Calibration curve. Water height h as a function of the propagation distance r and calibration curve that best fit the whole data set. Measurements were done for various water depth H=22, 10 and 7 cm and two different striking disk radii (r₀=25 mm and r₀=15 mm).

Fig. 5.

Model and experimental time signals. Model signals (on top) are compared to measured signals (at the bottom), for the same distances r from the centre of the striking disk. The water depth considered for the calculation is H=22 cm, the disk radius is r₀=25 mm and the physical properties of water are ρ =998 kg m⁻³, γ =72.8×10⁻³ Nm⁻¹, g=9.81 m s⁻² and ν =1.01×10⁻⁶m² s⁻¹.

Fig. 6.

Surface waves dispersion.
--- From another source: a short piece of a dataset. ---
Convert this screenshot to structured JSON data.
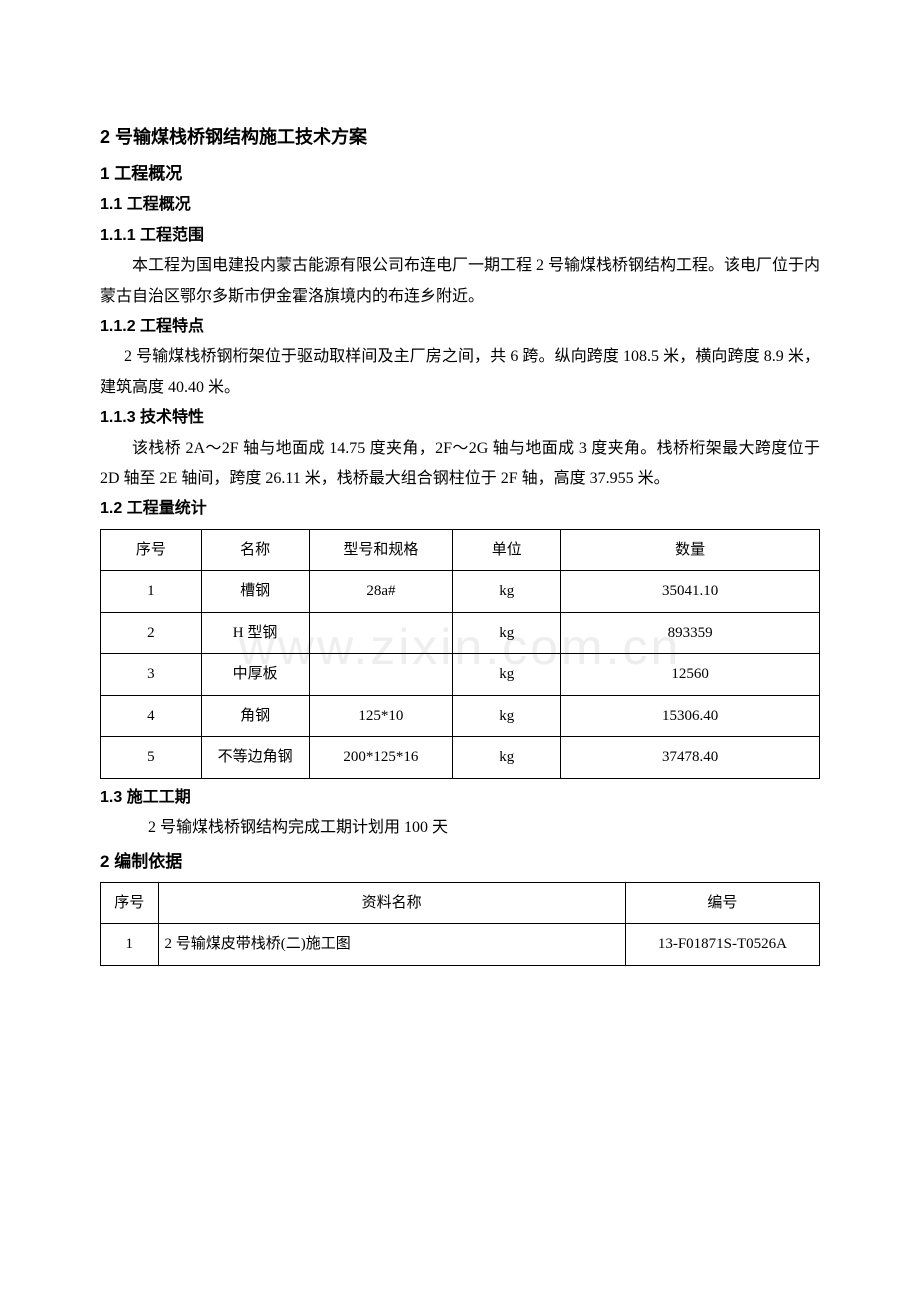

Phase and group velocities as a function of wavelength λ, with and without deep water approximation. The phase velocity strongly depends on the wavelength. As a consequence, the different components of a complex waveform propagate at different velocities, leading to constant deformation of this waveform. The water depth in shallow water case is H=7 cm. The physical properties used for these calculations are for water at 20° and atmospheric pressure: ρ =998 kg m⁻³, γ =72.8×10⁻³Nm⁻¹, and g=9.81 m s⁻².